Enquanto instituições saudáveis promovem regras impessoais, em todas as sociedades existem grupos que tentam capturar o Estado baseados em redes de conexões com familiares, amigos ou colegas de partido. As regras passam a valer como instrumento para proteger suas posições e promover benefícios. Longos períodos de prosperidade podem dar a quem está no poder oportunidades para se perpetuar nele.
Em seu novo livro, Fukuyama retoma conceitos de Huntington para mostrar que a resposta para os protestos que irromperam no Brasil e na Turquia no ano passado, as crises do governo americano ou os desafios da Líbia pós-Muamar Kadafi pode ser encontrada no mesmo lugar: as instituições.

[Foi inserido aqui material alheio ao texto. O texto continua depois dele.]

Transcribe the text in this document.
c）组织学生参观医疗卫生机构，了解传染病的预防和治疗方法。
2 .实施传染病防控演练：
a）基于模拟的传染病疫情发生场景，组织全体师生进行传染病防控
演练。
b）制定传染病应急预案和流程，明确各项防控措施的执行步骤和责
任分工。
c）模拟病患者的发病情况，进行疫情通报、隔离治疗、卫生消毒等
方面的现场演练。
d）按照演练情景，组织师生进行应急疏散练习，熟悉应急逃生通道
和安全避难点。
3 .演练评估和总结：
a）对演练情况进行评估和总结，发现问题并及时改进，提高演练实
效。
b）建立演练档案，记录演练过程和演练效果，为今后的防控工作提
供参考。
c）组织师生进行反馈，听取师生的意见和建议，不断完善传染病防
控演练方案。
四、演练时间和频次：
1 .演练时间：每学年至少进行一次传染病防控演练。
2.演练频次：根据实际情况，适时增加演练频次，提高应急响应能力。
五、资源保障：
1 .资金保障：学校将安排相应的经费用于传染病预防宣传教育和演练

No caso brasileiro, ele vê as mudanças sociais superando as instituições existentes, especialmente como uma resposta à corrupção. Isso significa que a vida política do país não passa despercebida dos cidadãos.

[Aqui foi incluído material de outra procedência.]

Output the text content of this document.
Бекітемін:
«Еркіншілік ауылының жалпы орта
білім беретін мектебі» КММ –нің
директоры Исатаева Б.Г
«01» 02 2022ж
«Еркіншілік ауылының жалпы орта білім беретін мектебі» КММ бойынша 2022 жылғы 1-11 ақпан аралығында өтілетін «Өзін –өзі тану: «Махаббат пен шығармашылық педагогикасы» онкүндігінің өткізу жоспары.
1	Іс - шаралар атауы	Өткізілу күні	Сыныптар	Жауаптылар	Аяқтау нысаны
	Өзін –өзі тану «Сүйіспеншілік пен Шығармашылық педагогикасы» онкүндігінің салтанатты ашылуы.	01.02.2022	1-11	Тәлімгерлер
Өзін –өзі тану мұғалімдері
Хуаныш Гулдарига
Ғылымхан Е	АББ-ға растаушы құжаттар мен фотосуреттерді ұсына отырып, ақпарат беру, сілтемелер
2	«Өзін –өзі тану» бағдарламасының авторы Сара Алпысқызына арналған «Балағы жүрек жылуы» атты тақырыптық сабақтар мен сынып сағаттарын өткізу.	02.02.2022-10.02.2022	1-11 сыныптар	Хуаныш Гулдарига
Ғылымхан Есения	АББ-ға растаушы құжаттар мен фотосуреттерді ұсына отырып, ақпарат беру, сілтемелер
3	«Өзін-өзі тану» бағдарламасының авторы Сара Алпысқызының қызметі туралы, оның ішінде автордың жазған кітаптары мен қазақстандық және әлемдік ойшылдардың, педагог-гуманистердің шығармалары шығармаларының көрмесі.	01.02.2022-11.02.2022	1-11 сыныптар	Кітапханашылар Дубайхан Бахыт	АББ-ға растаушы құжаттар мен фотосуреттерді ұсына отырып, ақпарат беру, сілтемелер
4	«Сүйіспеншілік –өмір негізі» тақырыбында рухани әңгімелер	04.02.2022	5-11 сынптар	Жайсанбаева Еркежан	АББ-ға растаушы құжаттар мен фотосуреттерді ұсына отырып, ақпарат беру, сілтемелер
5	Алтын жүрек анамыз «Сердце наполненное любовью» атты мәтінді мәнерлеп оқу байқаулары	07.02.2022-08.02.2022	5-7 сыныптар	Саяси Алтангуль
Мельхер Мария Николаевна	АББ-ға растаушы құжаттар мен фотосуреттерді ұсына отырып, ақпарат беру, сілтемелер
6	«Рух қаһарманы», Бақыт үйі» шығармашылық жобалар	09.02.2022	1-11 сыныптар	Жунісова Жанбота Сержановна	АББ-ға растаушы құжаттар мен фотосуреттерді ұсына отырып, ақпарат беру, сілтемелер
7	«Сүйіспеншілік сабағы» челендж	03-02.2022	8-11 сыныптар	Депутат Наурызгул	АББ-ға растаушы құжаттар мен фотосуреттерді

É um erro achar que a falta do império da lei não nos atingirá, mesmo quando uma empresa vai bem ou quando a classe C está em ascensão. Inevitavelmente, essa brecha entre a sociedade e as instituições vai cobrar seu preço.
Não é exagero dizer que as perguntas e as respostas de Fukuyama são especialmente válidas para o Brasil contemporâneo. Por que a Petrobras perdeu tantos bilhões de dólares de seu valor de mercado após casos de corrupção e problemas de gestão? Os desvios milionários são fruto de falhas institucionais e cobram um preço alto. Muito alto.
A resposta está, pelo menos parcialmente, no desenvolvimento político. Nas palavras de Fukuyama, esse desenvolvimento é a mudança de instituições políticas com o passar do tempo. Isso é diferente de políticas públicas ou políticas partidárias.
Quando pensamos no tripé Estado forte, império da lei e accountability, o Brasil ainda tem um considerável caminho a percorrer. A possibilidade da decadência política é real para qualquer sociedade. Por ora, estamos avançando. Mas todo cuidado é pouco.